Ces premiers résultats de l’étude soulignent l’importance de soutenir les femmes dans leur parcours du retour au travail, par l’implémentation d’interventions ciblées prenant en compte les inégalités socio-économiques liées au succès du retour au travail. Un soutien pluridisciplinaire de l’employeur, des soignants, des collègues et des proches sont essentiels pour garantir un retour au travail dans de bonnes conditions (4, 5).

Et après ?

Les chercheurs recommandent des études longitudinales pour suivre ces femmes sur le long terme et identifier les leviers d’action les plus efficaces. Dr Backes souligne : "Les résultats de RELIANCE montrent que le retour au travail après un cancer du sein est possible. Dans les prochaines années, le projet sera mené en collaboration avec d'autres pays et partenaires pour au mieux soutenir la prévention et la prise en charge du cancer, la compréhension des trajectoires des patient(e)s et pour améliorer les politiques de retour au travail au Luxembourg. Ces initiatives de soutien offrent de l'espoir aux personnes confrontées à cette situation. Nous remercions chaleureusement toutes les participantes d’avoir pris part à cette première étude de recherche".

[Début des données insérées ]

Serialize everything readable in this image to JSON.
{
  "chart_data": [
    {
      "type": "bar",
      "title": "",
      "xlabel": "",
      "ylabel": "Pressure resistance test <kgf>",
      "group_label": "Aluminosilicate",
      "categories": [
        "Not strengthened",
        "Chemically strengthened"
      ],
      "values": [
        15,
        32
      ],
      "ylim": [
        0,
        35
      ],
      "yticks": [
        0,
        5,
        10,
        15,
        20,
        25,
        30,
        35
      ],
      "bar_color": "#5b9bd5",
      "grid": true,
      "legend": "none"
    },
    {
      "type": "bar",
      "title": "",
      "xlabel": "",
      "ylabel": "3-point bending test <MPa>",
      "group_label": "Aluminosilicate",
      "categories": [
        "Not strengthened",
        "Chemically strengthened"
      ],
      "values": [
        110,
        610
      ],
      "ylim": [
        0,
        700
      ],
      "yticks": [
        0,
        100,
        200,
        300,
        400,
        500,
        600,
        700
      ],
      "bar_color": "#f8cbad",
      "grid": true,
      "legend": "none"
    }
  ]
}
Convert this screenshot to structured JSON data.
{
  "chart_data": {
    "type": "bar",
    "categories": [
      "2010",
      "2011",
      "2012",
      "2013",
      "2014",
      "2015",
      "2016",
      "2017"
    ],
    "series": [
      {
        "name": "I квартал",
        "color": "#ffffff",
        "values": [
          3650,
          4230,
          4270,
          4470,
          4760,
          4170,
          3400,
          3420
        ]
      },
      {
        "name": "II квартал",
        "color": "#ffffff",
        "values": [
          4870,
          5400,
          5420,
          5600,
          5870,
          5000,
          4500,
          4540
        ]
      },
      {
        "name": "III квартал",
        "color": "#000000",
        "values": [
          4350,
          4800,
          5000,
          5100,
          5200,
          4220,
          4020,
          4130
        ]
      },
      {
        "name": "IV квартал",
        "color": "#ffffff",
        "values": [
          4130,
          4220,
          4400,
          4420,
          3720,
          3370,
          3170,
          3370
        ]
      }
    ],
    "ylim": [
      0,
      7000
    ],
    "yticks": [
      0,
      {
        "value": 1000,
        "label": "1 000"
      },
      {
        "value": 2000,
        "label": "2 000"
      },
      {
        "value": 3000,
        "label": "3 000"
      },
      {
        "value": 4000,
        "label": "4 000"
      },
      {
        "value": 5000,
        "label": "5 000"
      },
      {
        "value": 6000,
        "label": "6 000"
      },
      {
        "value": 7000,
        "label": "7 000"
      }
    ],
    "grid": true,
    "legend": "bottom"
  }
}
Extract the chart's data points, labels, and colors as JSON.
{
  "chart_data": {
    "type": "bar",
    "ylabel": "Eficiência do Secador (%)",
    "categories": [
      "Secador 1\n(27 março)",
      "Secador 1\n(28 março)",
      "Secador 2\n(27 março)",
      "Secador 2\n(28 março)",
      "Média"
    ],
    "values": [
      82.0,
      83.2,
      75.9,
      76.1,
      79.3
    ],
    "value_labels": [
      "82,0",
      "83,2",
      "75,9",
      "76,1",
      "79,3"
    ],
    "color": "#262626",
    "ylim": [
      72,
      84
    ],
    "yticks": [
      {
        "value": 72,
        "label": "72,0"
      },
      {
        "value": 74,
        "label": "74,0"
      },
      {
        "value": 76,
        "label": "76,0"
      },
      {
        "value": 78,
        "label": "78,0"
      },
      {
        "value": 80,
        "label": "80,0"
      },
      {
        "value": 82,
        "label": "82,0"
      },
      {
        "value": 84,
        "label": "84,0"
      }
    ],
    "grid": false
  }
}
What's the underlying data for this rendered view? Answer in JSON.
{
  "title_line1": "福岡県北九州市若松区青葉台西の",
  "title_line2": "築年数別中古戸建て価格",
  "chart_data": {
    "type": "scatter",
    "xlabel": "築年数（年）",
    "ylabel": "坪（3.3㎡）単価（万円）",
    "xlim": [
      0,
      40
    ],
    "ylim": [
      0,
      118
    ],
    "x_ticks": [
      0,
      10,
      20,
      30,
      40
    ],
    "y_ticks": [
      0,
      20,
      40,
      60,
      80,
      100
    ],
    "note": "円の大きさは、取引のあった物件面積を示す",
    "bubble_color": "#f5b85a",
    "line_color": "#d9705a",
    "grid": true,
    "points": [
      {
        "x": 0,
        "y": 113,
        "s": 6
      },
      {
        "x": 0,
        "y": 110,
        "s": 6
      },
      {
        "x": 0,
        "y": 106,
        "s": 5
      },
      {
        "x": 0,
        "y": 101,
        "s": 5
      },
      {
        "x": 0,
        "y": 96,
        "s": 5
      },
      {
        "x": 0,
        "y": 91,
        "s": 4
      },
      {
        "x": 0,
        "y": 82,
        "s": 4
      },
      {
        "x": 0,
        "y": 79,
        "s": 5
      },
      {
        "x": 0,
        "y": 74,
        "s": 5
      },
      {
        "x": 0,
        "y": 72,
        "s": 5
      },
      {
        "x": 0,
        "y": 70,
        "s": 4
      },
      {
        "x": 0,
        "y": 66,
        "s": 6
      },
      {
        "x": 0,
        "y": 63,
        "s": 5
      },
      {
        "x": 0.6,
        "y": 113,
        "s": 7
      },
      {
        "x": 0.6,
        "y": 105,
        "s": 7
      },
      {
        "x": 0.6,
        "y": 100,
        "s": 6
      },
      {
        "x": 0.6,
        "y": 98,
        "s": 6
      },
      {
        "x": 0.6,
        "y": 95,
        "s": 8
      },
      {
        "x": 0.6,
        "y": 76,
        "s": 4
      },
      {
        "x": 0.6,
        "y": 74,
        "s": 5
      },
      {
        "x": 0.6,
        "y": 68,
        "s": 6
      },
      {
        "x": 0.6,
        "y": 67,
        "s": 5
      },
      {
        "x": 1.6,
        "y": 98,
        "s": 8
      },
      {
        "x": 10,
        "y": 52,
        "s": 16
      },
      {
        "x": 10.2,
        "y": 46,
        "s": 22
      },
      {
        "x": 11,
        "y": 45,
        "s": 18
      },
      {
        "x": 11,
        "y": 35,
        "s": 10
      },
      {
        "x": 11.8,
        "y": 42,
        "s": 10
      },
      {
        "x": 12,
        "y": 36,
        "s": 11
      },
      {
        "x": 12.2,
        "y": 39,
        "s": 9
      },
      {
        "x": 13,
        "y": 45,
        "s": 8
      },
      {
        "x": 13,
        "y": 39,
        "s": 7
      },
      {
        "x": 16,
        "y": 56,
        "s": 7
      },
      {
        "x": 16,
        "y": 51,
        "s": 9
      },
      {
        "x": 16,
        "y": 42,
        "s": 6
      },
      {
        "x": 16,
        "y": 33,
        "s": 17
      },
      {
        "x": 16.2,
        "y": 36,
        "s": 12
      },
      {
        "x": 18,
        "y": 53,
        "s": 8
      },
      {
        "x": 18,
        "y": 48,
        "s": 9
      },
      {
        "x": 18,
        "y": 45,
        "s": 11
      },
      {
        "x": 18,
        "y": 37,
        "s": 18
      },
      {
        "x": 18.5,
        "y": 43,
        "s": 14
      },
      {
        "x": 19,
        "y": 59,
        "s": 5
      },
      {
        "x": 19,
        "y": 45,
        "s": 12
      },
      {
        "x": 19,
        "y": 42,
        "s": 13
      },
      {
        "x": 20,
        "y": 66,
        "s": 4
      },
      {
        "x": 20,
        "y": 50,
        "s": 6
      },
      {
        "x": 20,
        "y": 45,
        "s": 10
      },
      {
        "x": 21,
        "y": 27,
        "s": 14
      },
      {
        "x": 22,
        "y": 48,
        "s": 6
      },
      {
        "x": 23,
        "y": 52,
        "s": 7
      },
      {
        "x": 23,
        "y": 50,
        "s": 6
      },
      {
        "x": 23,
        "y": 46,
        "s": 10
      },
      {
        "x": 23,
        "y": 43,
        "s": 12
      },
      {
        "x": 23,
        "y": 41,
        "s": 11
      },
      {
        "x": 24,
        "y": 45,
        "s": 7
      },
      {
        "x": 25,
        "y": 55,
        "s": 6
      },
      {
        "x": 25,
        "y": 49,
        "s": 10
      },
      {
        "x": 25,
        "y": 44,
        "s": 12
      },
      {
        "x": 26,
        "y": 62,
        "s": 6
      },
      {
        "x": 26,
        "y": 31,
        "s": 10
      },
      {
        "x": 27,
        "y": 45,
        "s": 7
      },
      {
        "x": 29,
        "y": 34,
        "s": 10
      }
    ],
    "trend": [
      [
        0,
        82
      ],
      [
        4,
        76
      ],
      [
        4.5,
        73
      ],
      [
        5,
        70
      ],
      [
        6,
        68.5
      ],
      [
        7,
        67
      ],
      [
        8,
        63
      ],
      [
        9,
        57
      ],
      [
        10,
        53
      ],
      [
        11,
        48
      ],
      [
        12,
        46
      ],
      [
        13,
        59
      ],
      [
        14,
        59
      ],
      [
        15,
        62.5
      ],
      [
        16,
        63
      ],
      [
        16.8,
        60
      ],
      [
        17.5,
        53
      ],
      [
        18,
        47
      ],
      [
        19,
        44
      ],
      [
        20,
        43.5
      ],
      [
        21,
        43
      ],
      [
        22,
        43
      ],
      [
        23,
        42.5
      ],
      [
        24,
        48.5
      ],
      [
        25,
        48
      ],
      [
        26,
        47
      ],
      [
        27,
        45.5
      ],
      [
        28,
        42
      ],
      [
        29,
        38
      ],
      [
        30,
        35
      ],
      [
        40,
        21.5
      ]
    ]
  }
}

En attendant, ces résultats constituent une base solide pour renforcer le soutien aux personnes atteintes d’un cancer et d’améliorer les politiques de réintégration professionnelle après diagnostic du cancer.

RELIANCE - Graphique 5

Références

  1. Ewertz M, Jensen AB. Late effects of breast cancer treatment and potentials for rehabilitation. Acta Oncol. 2011;50(2):187-93.
  2. Sun Y, Shigaki CL, Armer JM. Return to work among breast cancer survivors: A literature review. Support Care Cancer. 2017;25(3):709-18.
  3. van Maarschalkerweerd PEA, Schaapveld M, Paalman CH, Aaronson NK, Duijts SFA. Changes in employment status, barriers to, and facilitators of (return to) work in breast cancer survivors 5-10 years after diagnosis. Disabil Rehabil. 2020;42(21):3052-8.
  4. Boelhouwer IG, Vermeer W, van Vuuren T. The associations between late effects of cancer treatment, work ability and job resources: a systematic review. Int Arch Occup Environ Health. 2021;94(2):147-89.
  5. de Boer A, de Wind A, Coenen P, van Ommen F, Greidanus MA, Zegers AD, et al. Cancer survivors and adverse work outcomes: associated factors and supportive interventions. Br Med Bull. 2023;145(1):60-71.